Researchers examined data on more than 1.3 million births in Sweden and found about 3.5% of babies born after induction were diagnosed with autism by age 20, compared with 2.5% of other infants. This translates into a roughly 19% greater risk of autism with induced labor, which is statistically significant.

But when researchers took a closer look just at sibling pairs with one baby that arrived after induction and another that didn't, they no longer found any link between induced labor and autism risk.

The results from nearly 700,000 siblings suggest that any elevated autism risk associated with labor induction is actually due to other factors such as genetics or medical issues experienced by individual women, said lead study author Dr. Anna Sara Oberg of Harvard University in Boston.

"The association observed between unrelated individuals may be a result of confounding factors, and not a causal effect of labor induction on the risk of autism spectrum disorder," Oberg said by email.

Oberg and colleagues reviewed data on all live births in Sweden from 1992 to 2015. Overall, about 11% of these deliveries were induced, the researchers reported online July 25 in JAMA Pediatrics.

Labor induction was more common when mothers were older, obese, hypertensive, or diabetic.

The mother's country of origin, education level and smoking status early in pregnancy didn't appear to impact whether they would have an induced labor.

One limitation of the study is that it didn't examine various types of labor induction, which can include a variety of medications and procedures to help labor begin and progress, the authors note.

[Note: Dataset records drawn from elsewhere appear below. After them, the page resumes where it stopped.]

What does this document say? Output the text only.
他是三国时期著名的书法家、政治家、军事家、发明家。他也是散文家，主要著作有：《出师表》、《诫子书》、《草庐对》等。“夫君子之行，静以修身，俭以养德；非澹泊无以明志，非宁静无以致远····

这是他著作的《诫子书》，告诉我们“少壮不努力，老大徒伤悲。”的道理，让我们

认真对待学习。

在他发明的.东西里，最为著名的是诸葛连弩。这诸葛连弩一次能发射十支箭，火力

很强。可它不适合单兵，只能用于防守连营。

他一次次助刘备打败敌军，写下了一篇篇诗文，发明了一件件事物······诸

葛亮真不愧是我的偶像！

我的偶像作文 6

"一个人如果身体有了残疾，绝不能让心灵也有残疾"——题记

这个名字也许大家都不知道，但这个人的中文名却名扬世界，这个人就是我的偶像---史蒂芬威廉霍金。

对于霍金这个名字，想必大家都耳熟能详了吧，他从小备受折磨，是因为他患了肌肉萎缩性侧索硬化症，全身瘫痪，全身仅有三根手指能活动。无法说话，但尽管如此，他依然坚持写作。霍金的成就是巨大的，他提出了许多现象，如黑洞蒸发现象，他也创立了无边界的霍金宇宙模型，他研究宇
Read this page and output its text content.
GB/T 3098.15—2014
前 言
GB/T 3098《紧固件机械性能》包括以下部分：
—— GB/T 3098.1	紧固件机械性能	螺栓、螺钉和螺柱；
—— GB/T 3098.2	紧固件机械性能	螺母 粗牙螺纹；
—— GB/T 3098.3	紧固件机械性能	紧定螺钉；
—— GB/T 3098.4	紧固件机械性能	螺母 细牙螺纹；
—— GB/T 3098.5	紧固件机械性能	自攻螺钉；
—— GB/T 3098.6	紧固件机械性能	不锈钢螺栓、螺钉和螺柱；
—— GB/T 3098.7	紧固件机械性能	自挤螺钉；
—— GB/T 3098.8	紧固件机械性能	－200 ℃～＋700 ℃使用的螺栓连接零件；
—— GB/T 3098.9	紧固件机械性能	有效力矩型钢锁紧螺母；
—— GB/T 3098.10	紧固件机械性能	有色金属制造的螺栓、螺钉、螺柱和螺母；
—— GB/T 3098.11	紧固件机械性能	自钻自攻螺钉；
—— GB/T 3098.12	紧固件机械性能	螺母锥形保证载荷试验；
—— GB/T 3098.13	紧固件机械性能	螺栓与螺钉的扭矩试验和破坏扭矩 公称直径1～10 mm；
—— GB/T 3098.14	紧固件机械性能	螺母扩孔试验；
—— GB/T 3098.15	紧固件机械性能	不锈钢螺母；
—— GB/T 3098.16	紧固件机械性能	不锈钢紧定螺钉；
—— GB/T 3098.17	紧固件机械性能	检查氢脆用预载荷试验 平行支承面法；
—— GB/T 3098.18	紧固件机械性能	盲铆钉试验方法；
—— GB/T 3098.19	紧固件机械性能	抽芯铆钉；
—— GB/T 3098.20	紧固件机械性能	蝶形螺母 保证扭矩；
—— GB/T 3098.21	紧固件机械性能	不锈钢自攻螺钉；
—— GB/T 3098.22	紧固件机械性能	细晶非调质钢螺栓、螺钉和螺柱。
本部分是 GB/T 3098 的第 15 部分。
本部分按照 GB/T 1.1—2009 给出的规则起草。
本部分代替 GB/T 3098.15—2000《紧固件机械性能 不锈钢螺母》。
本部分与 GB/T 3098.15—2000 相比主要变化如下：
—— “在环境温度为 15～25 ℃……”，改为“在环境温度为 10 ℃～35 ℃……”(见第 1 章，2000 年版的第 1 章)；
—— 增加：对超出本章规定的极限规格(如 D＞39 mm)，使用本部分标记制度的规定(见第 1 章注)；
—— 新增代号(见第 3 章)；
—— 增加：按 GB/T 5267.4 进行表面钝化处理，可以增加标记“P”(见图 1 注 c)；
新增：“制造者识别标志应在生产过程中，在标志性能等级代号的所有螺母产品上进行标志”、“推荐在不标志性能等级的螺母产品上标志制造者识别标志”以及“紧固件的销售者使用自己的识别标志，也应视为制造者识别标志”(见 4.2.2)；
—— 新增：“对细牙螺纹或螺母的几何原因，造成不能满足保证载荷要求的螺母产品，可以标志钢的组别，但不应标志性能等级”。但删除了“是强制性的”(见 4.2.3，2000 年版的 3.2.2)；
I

The findings from the current study also run counter to a large 2013 study of U.S. babies that did link labor induction to a greater risk of autism, Oberg noted.

More research is needed to explore how different types of induction or various reasons for induced labor may influence the odds of babies developing autism, Oberg said.

Still, findings from the current study should be reassuring for parents, said Dr. Bryan King, a researcher at Seattle Children's Hospital and the University of Washington who wasn't involved in the study.

"These investigators were able to take advantage of a very large population database to look within families and compare the risk for siblings who were induced versus those who weren't, thus better controlling for other genetic and environmental risks," King said by email.

It's possible that any greater risk of autism seen with induction is actually due to the medical reasons induction was needed, and not to the medication used to help labor progress, said Dr. Daniel Coury, a researcher at Ohio State University in Columbus and Nationwide Children's Hospital who wrote an editorial accompanying the study.

"The odds are very positive that the product of an IVF pregnancy or an induced labor is going to be a healthy child," Coury said by email. "The great majority of children with autism have not been the product of an induced labor; we still don't know all the causes of autism."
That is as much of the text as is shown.